The audience laughed and clapped appreciatively as Diane Ferlatte paused and made a face. Then she continued in her rich voice, telling the story of John, a former slave-turned-sharecropper who attempts to trick his old master.
Ferlatte, a professional storyteller, captivated the audience all evening long on Monday night in the multi-purpose room of Cesar Chavez Elementary School in East Palo Alto. With humorous details and the help of a background guitarist, she told stories and sang for nearly two hours.
Palo Alto Unified School District (PAUSD) and Cesar Chavez Elementary sponsored the evening. Several other East Palo Alto community groups were represented as well for the discussion on “Race and Equity Identity Safety.” New school board members Dana Tom and Barb Mitchell were also present. Ferlatte, as the centerpiece of the evening, was introduced by event organizer Becki Cohn-Vargas and PAUSD superintendent Mary Francis Callan.
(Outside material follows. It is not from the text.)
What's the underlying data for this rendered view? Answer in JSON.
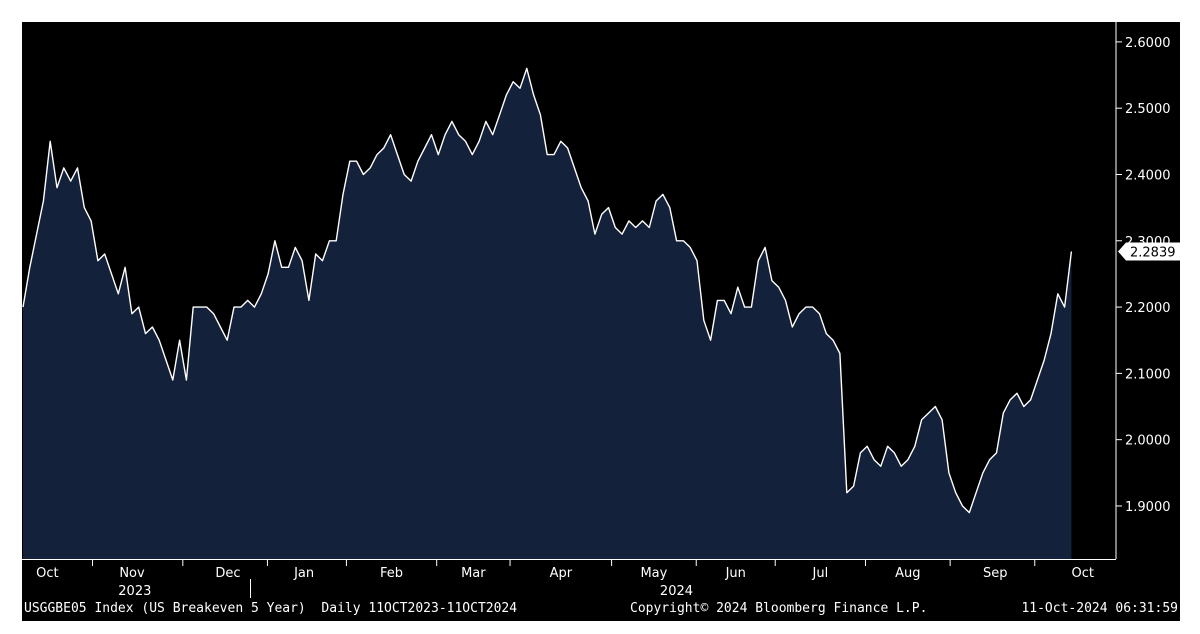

“We must have these tough discussions on race and equity identity safety,” Cohn-Vargas said. “We must achieve support for closing the achievement gap. We use ‘identity safety’ to mean creating a place for diverse students to feel safe.”
“This is a symbol of what we hope to accomplish," Callan said. "Not just tonight, but every day.”
When Ferlatte took the stage, or rather the small area in front of the arching rows of chairs, she began by getting the audience members to participate in a song by instructing them to say certain phrases with accompanying movements, such as “yes ma’am” with a nodding of a raised fist, or “milked the cow” with an exaggerating shaking of the upper body. By the end, even the most apprehensive members of the crowd enthusiastically participated, in part because of Ferlatte’s open admonishments.
After the rousing warm-up, Ferlatte began to talk about the significance of stories to her, and the importance of oral tradition in facilitating race relations.
“There are walls put up between cultures,” Ferlatte said. “But when you know someone’s story, you understand them, and it’s hard to hate them.”
In her rhythmic, melodious voice, Ferlatte told enlightening and entertaining stories from her life and the lives of others, including a story from the childhood of Martin Luther King, Jr. She also told slave stories and sang songs from that historical period.
“A lot of the walls that have been put up go back to slavery,” Ferlatte said.
Then, after telling stories, Ferlatte turned the tables on the audience and made each person find a partner, “who is different from you,” she said. She instructed each person to tell the other about themselves and stories from their own family’s history.
Ferlatte, whose extensive credits include performing at the Kennedy Center, ended with the evening with an expression of hope for race relations in America, and an apology that she did not have the time to tell more stories.